Data shows that 2024 bot activity is dominated by “advanced bots,” the majority of which are confirmed malicious:
- Advanced bots: These account for 49% of bot activity, much of it malicious. These bots use sophisticated techniques to mimic human behavior and navigate complex web interactions while evading conventional checks such as traffic rate, error rate, CAPTCHA, and IP-based filters. Examples include account takeover bots that employ “low-and-slow” methods—spreading requests across diverse IPs and regions to stay under detection thresholds. Note that some advanced bot classifications can produce unintentional false positives, where legitimate crawlers or upgraded tools are mistakenly labeled malicious.
- Imitators: A subset of advanced bots designed to impersonate human behavior, often for fraudulent purposes. For example, a bot might spoof a well-known crawler identity to avoid being blocked when scraping content.
- Known offenders: Previously identified clients that have engaged in unwanted or malicious behavior and are blocked by security tools. Known offenders represented 6% of activity during the analyzed period.
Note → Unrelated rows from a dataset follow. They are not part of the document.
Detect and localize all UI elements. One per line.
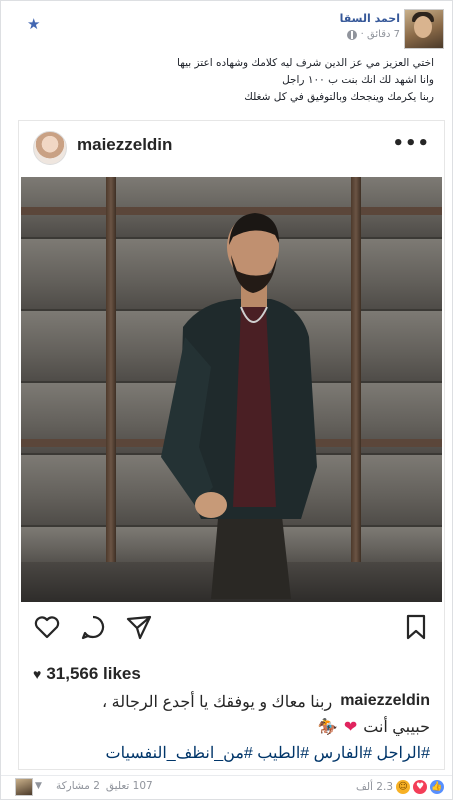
reactions-summary[interactable]: 👍 ♥ ☺ 2.3 ألف [356, 780, 444, 794]
likes-text: 31,566 likes [46, 664, 141, 683]
caption-line2-text: حبيبي أنت [363, 719, 430, 736]
hashtags[interactable]: #الراجل #الفارس #الطيب #من_انظف_النفسيات [106, 743, 430, 763]
engagement-counts: 107 تعليق 2 مشاركة [56, 780, 153, 792]
instagram-username[interactable]: maiezzeldin [77, 135, 172, 155]
bookmark-icon[interactable] [402, 613, 430, 641]
viewer-avatar[interactable] [15, 778, 33, 796]
author-name[interactable]: احمد السقا [340, 12, 400, 25]
star-icon[interactable]: ★ [27, 15, 40, 33]
red-heart-icon: ❤ [343, 719, 358, 736]
comment-icon[interactable] [79, 613, 107, 641]
instagram-embed[interactable]: maiezzeldin ••• ♥ 31,566 likes ربنا معاك… [18, 120, 445, 770]
globe-icon [346, 29, 357, 40]
caption-username[interactable]: maiezzeldin [340, 692, 430, 712]
wall-post [351, 177, 361, 602]
post-meta: 7 دقائق · [346, 29, 400, 40]
avatar-face [414, 16, 432, 38]
man-figure [161, 213, 317, 599]
author-avatar[interactable] [404, 9, 444, 49]
caption-line: وانا اشهد لك انك بنت ب ١٠٠ راجل [282, 74, 434, 86]
reactions-count: 2.3 ألف [355, 781, 393, 793]
caption-text: ربنا معاك و يوفقك يا أجدع الرجالة ، [102, 694, 333, 711]
instagram-caption-line2: حبيبي أنت ❤ 🏇 [318, 717, 430, 737]
share-icon[interactable] [125, 613, 153, 641]
instagram-caption: ربنا معاك و يوفقك يا أجدع الرجالة ، maie… [102, 692, 430, 712]
heart-icon: ♥ [33, 666, 42, 682]
post-footer: 👍 ♥ ☺ 2.3 ألف 107 تعليق 2 مشاركة ▼ [1, 775, 452, 798]
post-photo[interactable] [21, 177, 442, 602]
comments-count[interactable]: 107 تعليق [106, 780, 153, 792]
heart-icon[interactable] [33, 613, 61, 641]
more-options-icon[interactable]: ••• [392, 133, 430, 154]
haha-reaction-icon: ☺ [396, 780, 410, 794]
chevron-down-icon[interactable]: ▼ [35, 781, 42, 791]
caption-line: اختي العزيز مي عز الدين شرف ليه كلامك وش… [177, 57, 434, 69]
caption-line: ربنا يكرمك وينجحك وبالتوفيق في كل شغلك [244, 91, 434, 103]
shares-count[interactable]: 2 مشاركة [56, 780, 100, 792]
post-header: احمد السقا 7 دقائق · ★ [1, 9, 452, 49]
wall-post [106, 177, 116, 602]
likes-count[interactable]: ♥ 31,566 likes [33, 664, 141, 684]
post-time[interactable]: 7 دقائق · [361, 29, 400, 40]
instagram-avatar[interactable] [33, 131, 67, 165]
love-reaction-icon: ♥ [413, 780, 427, 794]
like-reaction-icon: 👍 [430, 780, 444, 794]
horse-rider-icon: 🏇 [317, 719, 338, 736]
instagram-header: maiezzeldin ••• [19, 121, 444, 176]
instagram-actions [19, 613, 444, 649]
post-caption: اختي العزيز مي عز الدين شرف ليه كلامك وش… [34, 55, 434, 106]
facebook-post: احمد السقا 7 دقائق · ★ اختي العزيز مي عز… [0, 0, 453, 800]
- Browser integrity anomalies: Clients showing irregularities in browser configuration that indicate emulation or spoofing. These made up 3% of total activity.
Good Bot Activity Detected
- Crawlers/indexers: Bots used to index web content for search engines.
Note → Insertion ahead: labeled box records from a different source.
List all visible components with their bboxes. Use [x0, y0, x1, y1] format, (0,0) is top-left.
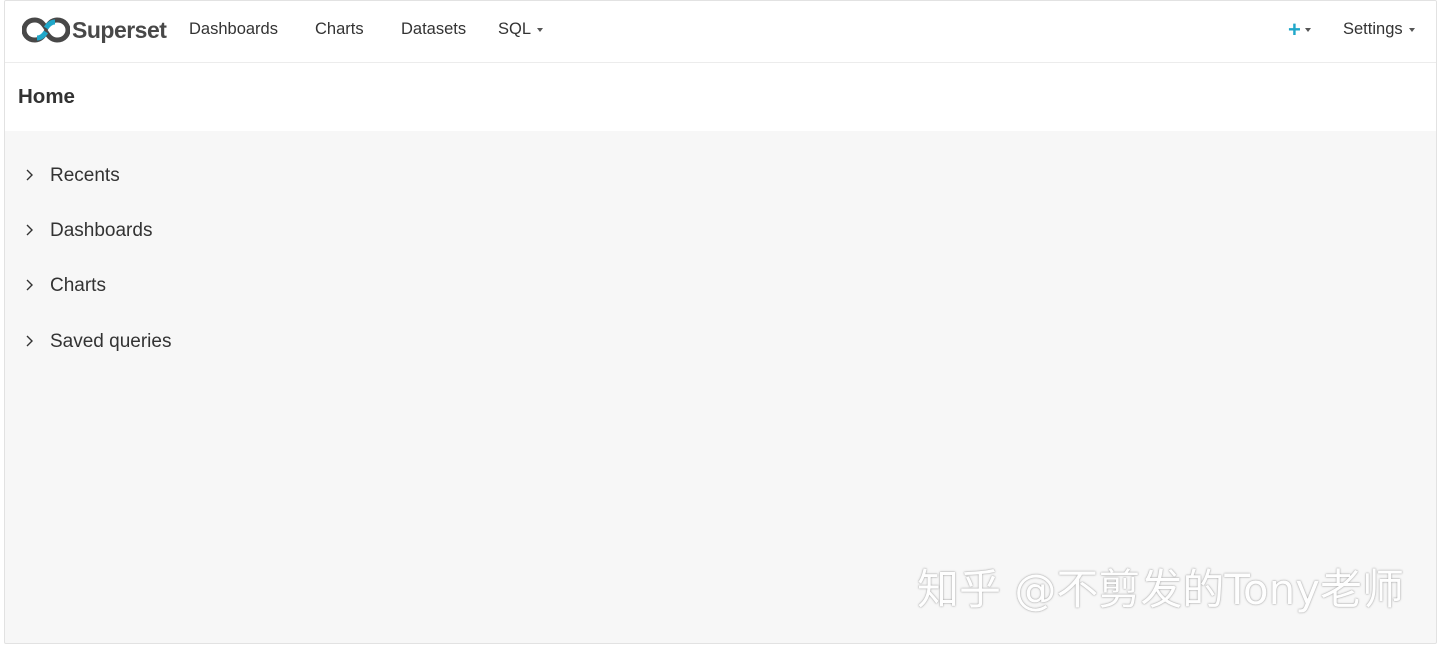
section-label: Recents [50, 165, 120, 186]
nav-datasets-label: Datasets [401, 20, 467, 38]
watermark: 知乎 @不剪发的Tony老师 [917, 565, 1405, 614]
section-label: Saved queries [50, 331, 172, 352]
superset-logo-icon [22, 15, 70, 45]
brand-logo-link[interactable]: Superset [22, 15, 167, 45]
section-charts[interactable]: Charts [5, 266, 1436, 306]
brand-name: Superset [72, 16, 167, 43]
new-item-dropdown[interactable]: + [1288, 18, 1311, 42]
nav-charts-label: Charts [315, 20, 364, 38]
chevron-right-icon [26, 224, 33, 236]
chevron-right-icon [26, 279, 33, 291]
nav-sql-dropdown[interactable]: SQL [498, 20, 544, 39]
section-recents[interactable]: Recents [5, 156, 1436, 196]
nav-charts[interactable]: Charts [315, 20, 364, 39]
caret-down-icon [537, 27, 544, 32]
caret-down-icon [1304, 28, 1311, 32]
chevron-right-icon [26, 335, 33, 347]
nav-datasets[interactable]: Datasets [401, 20, 466, 39]
page-title: Home [18, 85, 75, 108]
section-label: Charts [50, 275, 106, 296]
caret-down-icon [1408, 27, 1415, 32]
section-label: Dashboards [50, 220, 153, 241]
settings-dropdown[interactable]: Settings [1343, 20, 1415, 39]
nav-dashboards[interactable]: Dashboards [189, 20, 278, 39]
nav-dashboards-label: Dashboards [189, 20, 278, 38]
section-saved-queries[interactable]: Saved queries [5, 322, 1436, 362]
page-header: Home [5, 63, 1436, 131]
section-dashboards[interactable]: Dashboards [5, 211, 1436, 251]
app-window: Superset Dashboards Charts Datasets SQL … [4, 0, 1437, 644]
top-navbar: Superset Dashboards Charts Datasets SQL … [5, 1, 1436, 63]
nav-sql-label: SQL [498, 20, 532, 38]
chevron-right-icon [26, 169, 33, 181]
settings-label: Settings [1343, 20, 1403, 38]
plus-icon: + [1288, 17, 1301, 42]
- Feed fetchers: Bots that retrieve content for feeds, aggregators, or news discovery tools.
- Search engine bots: Bots interacting with site systems to index content for search optimization.
- Social media agents: Automated agents that manage or interact via social platforms.
- Technical partner/commercial bots: Bots run by third-party vendors to integrate services or content.
- Tools: Clients using bots for testing, monitoring, or other operational functions.
Overall, good bots and other non-malicious categories accounted for 42% of internet engagement in 2024.
How to Protect Your Organization
Understanding and managing the threat posed by bad bots is essential to protect the security and integrity of online operations. This includes safeguarding e-commerce sites from price scraping, inventory hoarding, and fraudulent transactions; preventing spam, fake accounts, and disinformation campaigns on social platforms; protecting proprietary data; countering negative SEO tactics that harm search rankings; and ensuring that login attempts are legitimate.
Effective, targeted bot protection detects and defends against automated attacks from malicious bots while allowing known good bots—like search engine crawlers and SEO bots—to access your web application.
Such protection requires a layered approach, including:
- Robust application security. Deploy advanced application protection for web apps and APIs, properly configured with rate limiting and monitoring. This foundational step ensures your application security solution functions as intended.
- Specialized bot protection. Choose an application security solution that includes anti-bot capabilities to effectively detect and stop advanced automated attacks.
- Leverage machine learning. Solutions that use machine learning are better able to detect and block stealthy, nearly human-like bot attacks. Enable login protection to help prevent account takeover attempts as well.
- Don’t forget the basics. Access and authentication controls, including multi-factor authentication, help secure vulnerable entry points like login pages from brute-force and credential attacks.
For guidance on defending your environment against advanced and evolving bot attacks, consult your security provider or vendor documentation to implement the appropriate protections for your applications and APIs.